2. The group is also actively divesting and recycling assets for greater capital efficiency, the latest being the upcoming divestment of Apollo Gleneagles Hospital in Kolkata.

3. IHH is making a breakthrough in the North Asia segment by containing costs while ramping up development. This is evidenced by improving EBITDA margins, though the segment remains loss making. Of these hospitals, Gleanagles Hong Kong Hospital has seen success in 3Q, with inpatient admissions increasing 19% QoQ and an average occupancy of 62% for about 200 operational beds.
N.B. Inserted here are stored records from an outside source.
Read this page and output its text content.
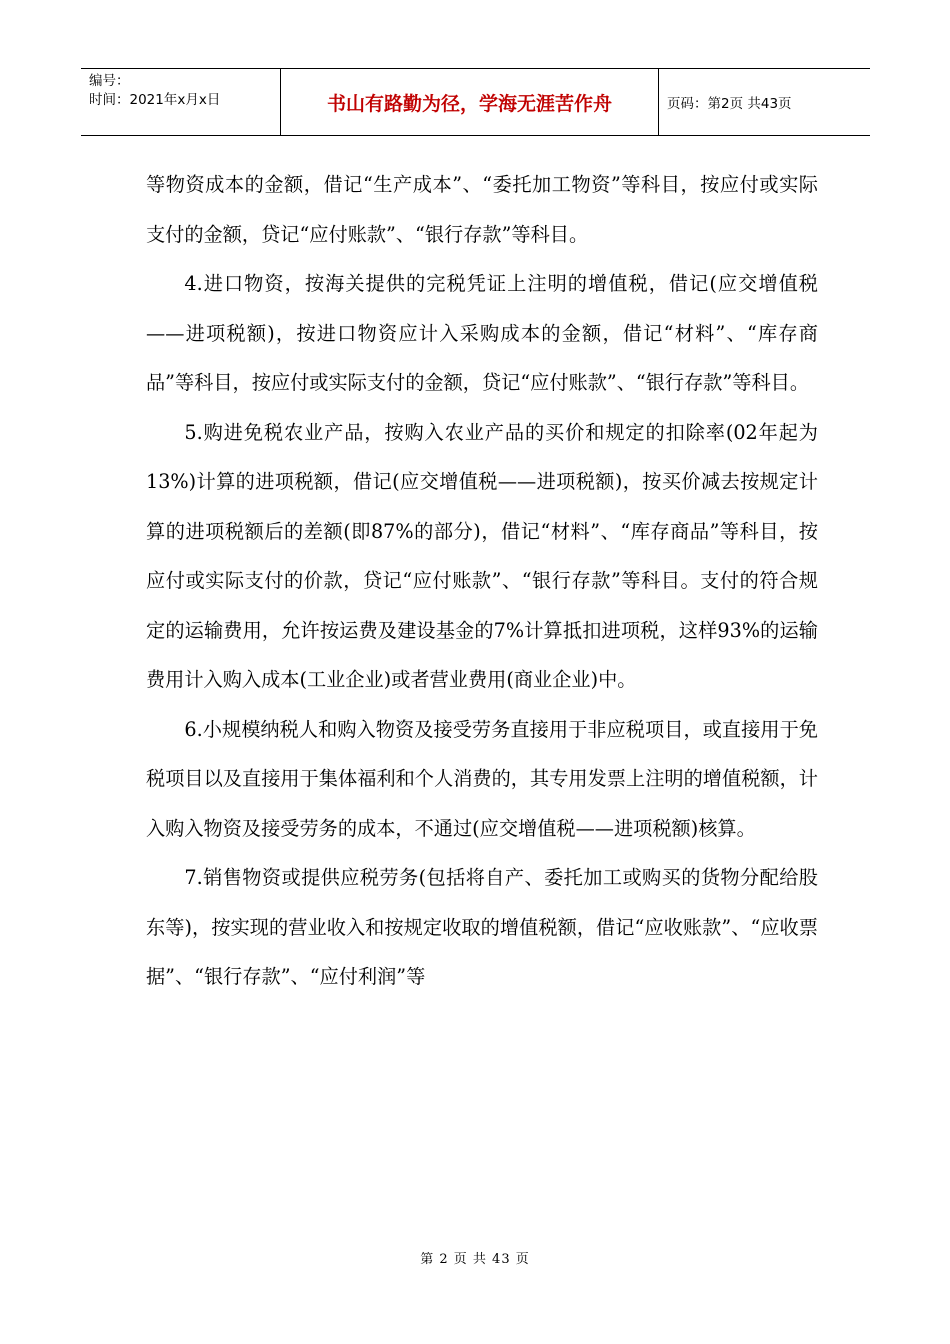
编号：
时间：2021年x月x日	书山有路勤为径，学海无涯苦作舟	页码：第2页 共43页

等物资成本的金额，借记“生产成本”、“委托加工物资”等科目，按应付或实际支付的金额，贷记“应付账款”、“银行存款”等科目。

4.进口物资，按海关提供的完税凭证上注明的增值税，借记(应交增值税——进项税额)，按进口物资应计入采购成本的金额，借记“材料”、“库存商品”等科目，按应付或实际支付的金额，贷记“应付账款”、“银行存款”等科目。

5.购进免税农业产品，按购入农业产品的买价和规定的扣除率(02年起为13%)计算的进项税额，借记(应交增值税——进项税额)，按买价减去按规定计算的进项税额后的差额(即87%的部分)，借记“材料”、“库存商品”等科目，按应付或实际支付的价款，贷记“应付账款”、“银行存款”等科目。支付的符合规定的运输费用，允许按运费及建设基金的7%计算抵扣进项税，这样93%的运输费用计入购入成本(工业企业)或者营业费用(商业企业)中。

6.小规模纳税人和购入物资及接受劳务直接用于非应税项目，或直接用于免税项目以及直接用于集体福利和个人消费的，其专用发票上注明的增值税额，计入购入物资及接受劳务的成本，不通过(应交增值税——进项税额)核算。

7.销售物资或提供应税劳务(包括将自产、委托加工或购买的货物分配给股东等)，按实现的营业收入和按规定收取的增值税额，借记“应收账款”、“应收票据”、“银行存款”、“应付利润”等

第 2 页 共 43 页
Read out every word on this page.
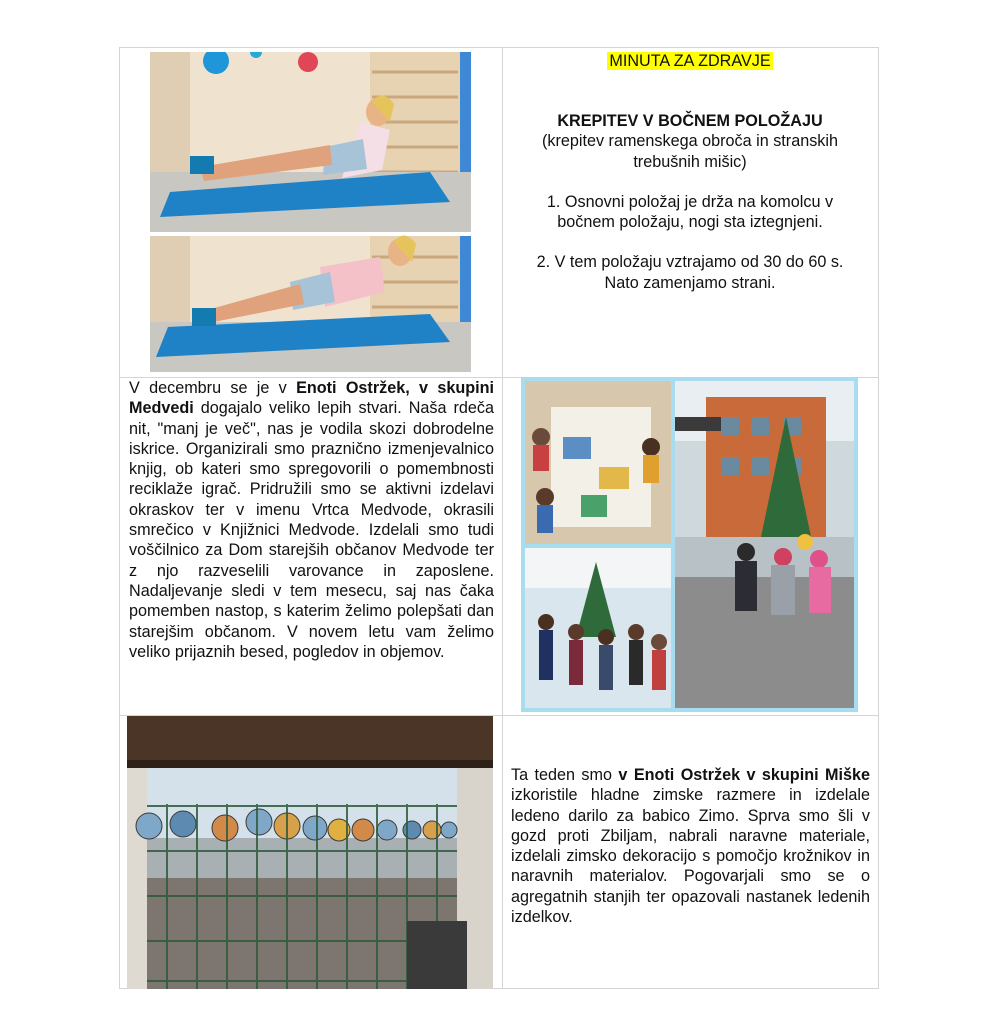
MINUTA ZA ZDRAVJE
KREPITEV V BOČNEM POLOŽAJU
(krepitev ramenskega obroča in stranskih trebušnih mišic)
1. Osnovni položaj je drža na komolcu v bočnem položaju, nogi sta iztegnjeni.
2. V tem položaju vztrajamo od 30 do 60 s.
Nato zamenjamo strani.
V decembru se je v Enoti Ostržek, v skupini Medvedi dogajalo veliko lepih stvari. Naša rdeča nit, "manj je več", nas je vodila skozi dobrodelne iskrice. Organizirali smo praznično izmenjevalnico knjig, ob kateri smo spregovorili o pomembnosti reciklaže igrač. Pridružili smo se aktivni izdelavi okraskov ter v imenu Vrtca Medvode, okrasili smrečico v Knjižnici Medvode. Izdelali smo tudi voščilnico za Dom starejših občanov Medvode ter z njo razveselili varovance in zaposlene. Nadaljevanje sledi v tem mesecu, saj nas čaka pomemben nastop, s katerim želimo polepšati dan starejšim občanom. V novem letu vam želimo veliko prijaznih besed, pogledov in objemov.
Ta teden smo v Enoti Ostržek v skupini Miške izkoristile hladne zimske razmere in izdelale ledeno darilo za babico Zimo. Sprva smo šli v gozd proti Zbiljam, nabrali naravne materiale, izdelali zimsko dekoracijo s pomočjo krožnikov in naravnih materialov. Pogovarjali smo se o agregatnih stanjih ter opazovali nastanek ledenih izdelkov.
4. India and Fortis hospitals are making a strong recovery, riding on Covid-19 treatment. Covid-19-related services contributed to 26% of 3Q revenue, while tight cost controls swung EBITDA positive in 3Q.

5. In Singapore, occupancy rates have dropped from 54% in 2Q to 52% in 3Q, largely due to a fall in Covid-19 patient volume. However, domestic volumes remain strong, with a gradually improving proportion of high-paying foreign patients.

6. Thus far IHH has not heard from the governments in countries of operation on their role in vaccine distribution and administration. Nevertheless, it notes positively that it has had collaborations with multiple governments on Covid-19 issues.